One of the functions of those OBFAs is to increase the scope for public investment. It has been noted that the Eurozone suffers from underinvestment, in particular to support the Green transition. Still, we have seen an expansion of fiscal space on OBFAs through the revival of state banks and state development banks such as the German Kreditanstalt für Wiederaufbau and the French Agence Française de Développement, or—on a European level—the European Investment Bank, the European Investment Fund and the European Bank for Reconstruction and Development. These organizations have been pivotal to building a so-called “hidden investment state” at the heart of the EU and there are ongoing considerations to further expand their usage.
Financing the Green transition
In our article for "Wirtschaftswoche", we propose putting the Eurozone’s OBFAs under the budget authority of the European Parliament to combat the democratic deficit of today’s Eurozone architecture and find a feasible form of ‘fiscal union’ in the Eurozone.

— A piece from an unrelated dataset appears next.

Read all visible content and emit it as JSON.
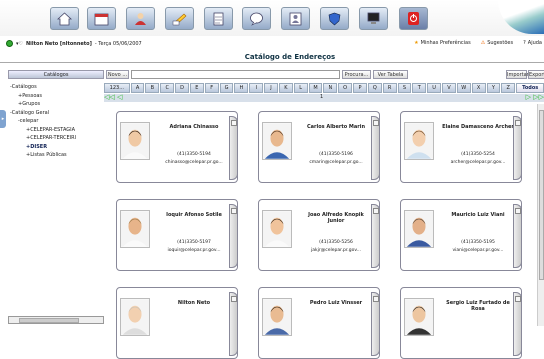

Similarly, such OBFAs could become frontline agents in financing a Green transition. Not bound by the strict rules governing treasuries, they can increase the scope for green public investment. OBFAs can for instance emulate national treasuries’ traditional function of financing infrastructure, mobility, and energy systems but of a greener denomination. They can finance the development of urban cycling and rail infrastructures, or of low-emission vehicles for public transport in rural areas; they can also finance green public housing and renewable energy sources. They can furthermore finance land and forest conservation programmes, as well as secure water supply projects.
As OBFAs are implicitly linked to treasuries via contingent asset and liability chains, they can fund projects at preferential interest rates. They can issue green bonds to finance their operations and, in the process, create new safe assets to satisfy the insatiable thirst of investors for such securities in the Eurozone. And because public investment OBFAs are diverse and multiple—they have different goals and are present in various places—they can even enhance stakeholder participation and contribute to better resource allocation by drawing on localised knowledge and expertise.
Monetary policy is not an obvious instrument for tackling grand challenges. Better if central banks remain enablers of financial stability and lenders of last resort for emergency liquidity rather than front row agents of policy change. They may contribute to fiscal stimulus by keeping long-term borrowing cheap, while letting democratically controlled OBFAs pursue their targeted missions and finance a Green transition.
This blog is based on an essay that was published on 24 November 2020 under the title "Putting 'off-balance-sheet fiscal agencies' under the control of the European Parliament could help democratize Eurozone government" in "LSE Europp" as a blogpost by Andrei Guter-Sandu and Steffen Murau.